Bag of words
The hypothesis of the project: having images of several contextual classes we can extract features from them, cluster
and store as a vocabulary. If every image gets a histogram of feature frequencies, we can train a classifier like SVM
and build a model. It should be able to assign a class label to new images never seen before.
Scene recognition is one of the core vision tasks. For this project we build a classifier based on bag of words approach.
Words are visual features in this context. The features' arrangement from images doesn't matter in this paradigm. The
only thing that matters is the distribution of features among images of the same class. First we collect the features
from images. The bigger the size of the vocabulary we are building, the better – easier to discriminate between classes.
The downside of a large vocabulary is a slow clustering. Kmeans is used to cluster image into visual vocabulary. After
the vocabulary is built based on all possible training images, we build a histogram for each of them, describing what
features from the vocabulary they have. We use SVM to build a classification model based on histograms belonging to
particular classes. After that we test our algorithm on new images, never seen before and try to classify them into one
of the predefined classes. The hypothesis has been proven to be correct: accuracy of 0.6107 was achieved. The confusion
matrix shows confident level on diagonal, which means that images that it was trained on are classified correctly to the
classes they belong to (see Image 1). Although some classes are confused more often than others, like 'kitchen' and
'forest'. This issue can be resolved by vocabulary increase.

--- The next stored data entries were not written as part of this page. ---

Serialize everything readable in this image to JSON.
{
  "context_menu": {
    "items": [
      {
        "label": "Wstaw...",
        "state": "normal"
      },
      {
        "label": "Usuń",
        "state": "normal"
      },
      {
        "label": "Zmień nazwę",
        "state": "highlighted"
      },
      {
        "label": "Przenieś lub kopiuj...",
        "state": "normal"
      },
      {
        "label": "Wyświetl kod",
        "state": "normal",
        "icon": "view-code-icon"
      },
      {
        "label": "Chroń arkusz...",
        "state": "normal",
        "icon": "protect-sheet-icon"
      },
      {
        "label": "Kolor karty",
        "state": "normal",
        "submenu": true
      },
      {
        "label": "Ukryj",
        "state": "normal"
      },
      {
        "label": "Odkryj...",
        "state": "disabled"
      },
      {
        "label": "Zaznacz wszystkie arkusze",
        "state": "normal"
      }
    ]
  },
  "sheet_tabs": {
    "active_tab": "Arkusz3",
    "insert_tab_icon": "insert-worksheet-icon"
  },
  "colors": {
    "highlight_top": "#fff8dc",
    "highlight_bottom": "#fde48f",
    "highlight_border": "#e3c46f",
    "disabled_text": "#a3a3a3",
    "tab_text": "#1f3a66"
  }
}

The algorithm of the program:
VLFeat paths are set to be able to call the SIFT, Kmeans and KDTrees related functions
read all filenames
set vocabulary size
build vocabulary:
for every image:
read it
convert to single precision
extract SIFT features
append to feature matrix
convert feature matrix to single precision
cluster using kmeans
return vocabulary
build a forest out of vocabulary using KDTree
for every class and image in it:
make histogram:
read image
convert to gray scale
extract SIFT features
query the forest with extracted features
build histograms out of results
normalize it dividing by the largest value contained
use SVM to classify histograms and obtain models
classify every test image
visualize it and get the score
calculate confusion matrix
Image 1. Confusion matrix for the trained classes
|